In his Specters of Marx, Jacques Derrida suggested that “Haunting is historical to be sure, but it is not dated, it is never docilely given a date in the chain of presents, day after day, according to the instituted order of a calendar.”



In his brilliant solo exhibition, Temporal Vertigo, Nicolas G. Miller invites us to a seance of ghosts from the Golden Age of Hollywood in perhaps the most haunted place of all: Los Angeles. The show features two gorgeously patinated bronze statuettes of stars from Tinseltown—Everett Sloane and Lupe Vélez—wearing fashions by Yohji Yamamoto and Hussein Chalayan from the year 2000. The very form of the statuettes and their onyx plinths play with art deco aesthetics that would sit comfortably on an executive desk.

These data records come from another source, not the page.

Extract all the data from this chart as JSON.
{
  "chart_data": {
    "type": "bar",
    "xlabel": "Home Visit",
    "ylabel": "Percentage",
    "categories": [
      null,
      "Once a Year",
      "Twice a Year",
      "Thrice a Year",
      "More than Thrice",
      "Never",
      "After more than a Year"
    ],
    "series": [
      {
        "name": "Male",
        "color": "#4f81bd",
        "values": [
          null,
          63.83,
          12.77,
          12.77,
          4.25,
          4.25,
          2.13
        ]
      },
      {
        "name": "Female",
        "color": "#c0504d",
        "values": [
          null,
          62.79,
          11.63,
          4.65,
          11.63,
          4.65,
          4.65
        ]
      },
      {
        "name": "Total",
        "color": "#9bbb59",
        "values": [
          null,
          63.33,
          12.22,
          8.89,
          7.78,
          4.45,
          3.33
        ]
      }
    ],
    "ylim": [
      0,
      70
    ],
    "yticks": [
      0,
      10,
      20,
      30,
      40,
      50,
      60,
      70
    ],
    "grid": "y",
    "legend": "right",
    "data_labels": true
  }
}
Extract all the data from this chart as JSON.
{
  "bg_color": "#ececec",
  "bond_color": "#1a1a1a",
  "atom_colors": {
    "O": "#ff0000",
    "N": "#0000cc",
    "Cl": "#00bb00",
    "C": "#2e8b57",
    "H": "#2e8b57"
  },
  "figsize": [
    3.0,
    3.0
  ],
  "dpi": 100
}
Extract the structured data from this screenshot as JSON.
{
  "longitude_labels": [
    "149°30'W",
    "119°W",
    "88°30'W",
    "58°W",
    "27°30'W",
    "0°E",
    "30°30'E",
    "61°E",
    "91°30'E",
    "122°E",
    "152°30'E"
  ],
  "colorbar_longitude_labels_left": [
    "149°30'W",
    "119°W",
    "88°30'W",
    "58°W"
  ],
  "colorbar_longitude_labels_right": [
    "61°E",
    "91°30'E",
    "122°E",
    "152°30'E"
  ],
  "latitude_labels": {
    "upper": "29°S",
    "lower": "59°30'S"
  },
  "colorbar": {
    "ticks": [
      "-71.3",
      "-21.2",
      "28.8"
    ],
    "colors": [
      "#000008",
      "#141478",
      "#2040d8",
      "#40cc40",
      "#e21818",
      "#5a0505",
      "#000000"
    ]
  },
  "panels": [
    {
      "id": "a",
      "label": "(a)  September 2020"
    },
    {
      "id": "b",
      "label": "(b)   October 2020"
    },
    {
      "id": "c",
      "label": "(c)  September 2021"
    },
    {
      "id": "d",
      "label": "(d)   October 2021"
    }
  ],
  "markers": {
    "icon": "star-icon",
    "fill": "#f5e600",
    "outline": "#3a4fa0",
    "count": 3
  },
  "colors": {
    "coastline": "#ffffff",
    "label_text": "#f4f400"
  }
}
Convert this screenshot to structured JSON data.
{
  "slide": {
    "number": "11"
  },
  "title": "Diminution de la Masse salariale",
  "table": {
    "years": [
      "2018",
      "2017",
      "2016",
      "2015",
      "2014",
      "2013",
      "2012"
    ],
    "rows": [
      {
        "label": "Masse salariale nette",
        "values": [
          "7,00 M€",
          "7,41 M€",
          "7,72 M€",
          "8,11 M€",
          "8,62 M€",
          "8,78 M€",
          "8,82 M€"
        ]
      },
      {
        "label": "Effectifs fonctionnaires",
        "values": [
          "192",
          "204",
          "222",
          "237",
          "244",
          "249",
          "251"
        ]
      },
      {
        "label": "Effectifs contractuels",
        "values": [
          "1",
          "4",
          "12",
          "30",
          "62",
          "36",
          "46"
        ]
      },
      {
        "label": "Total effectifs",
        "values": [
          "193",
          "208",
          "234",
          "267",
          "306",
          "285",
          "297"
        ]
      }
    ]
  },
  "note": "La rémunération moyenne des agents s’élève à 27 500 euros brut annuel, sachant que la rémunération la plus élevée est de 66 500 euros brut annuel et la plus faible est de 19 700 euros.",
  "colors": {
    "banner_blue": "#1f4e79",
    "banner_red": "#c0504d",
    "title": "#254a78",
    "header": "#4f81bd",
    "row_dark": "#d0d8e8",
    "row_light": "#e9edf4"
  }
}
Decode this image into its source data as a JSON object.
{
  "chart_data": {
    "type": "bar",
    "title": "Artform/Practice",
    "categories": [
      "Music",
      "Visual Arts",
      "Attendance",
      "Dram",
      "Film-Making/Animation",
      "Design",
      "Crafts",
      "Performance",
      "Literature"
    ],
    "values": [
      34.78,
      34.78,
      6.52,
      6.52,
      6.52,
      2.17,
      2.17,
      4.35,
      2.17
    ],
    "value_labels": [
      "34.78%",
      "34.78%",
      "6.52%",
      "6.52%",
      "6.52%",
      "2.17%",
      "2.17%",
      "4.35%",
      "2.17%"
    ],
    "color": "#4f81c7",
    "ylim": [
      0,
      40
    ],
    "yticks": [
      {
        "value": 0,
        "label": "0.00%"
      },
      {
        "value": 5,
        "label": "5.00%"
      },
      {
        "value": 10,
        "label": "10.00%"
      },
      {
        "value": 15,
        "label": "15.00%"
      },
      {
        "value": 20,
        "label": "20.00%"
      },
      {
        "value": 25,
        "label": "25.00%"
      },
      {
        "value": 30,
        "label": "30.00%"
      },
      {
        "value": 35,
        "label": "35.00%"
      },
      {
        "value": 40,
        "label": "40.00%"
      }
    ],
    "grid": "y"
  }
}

Next to these statuettes—which Miller has coyly advertised in fashion magazines and other venues in the form of nineteenth and early twentieth century subscriptions for mass produced sculpture—are two 3D printed and sanded reliefs in the ornamental form of quatrefoils. The reliefs present us with the same garments worn by the stars, now collapsed onto a plane that highlights their at turns graphic and volumetric forms. Miller is keenly attuned to how ornament travels vertiginously across time and cultures in a ghostly return of what the art historian Aby Warburg, drawing on the anthropologist E.B. Tylor, called the Nachleben or “survival” of forms. It’s hard to think of a better definition for the rhythms of fashion itself.



In the end, perhaps, this is also a show about what it means to be in Los Angeles—a place where one acutely feels how, as Audrey Wollen so beautifully put it, a “psychedelic mix of physical decentralization and filmic over-representation makes LA feel like a ghost town full of people.”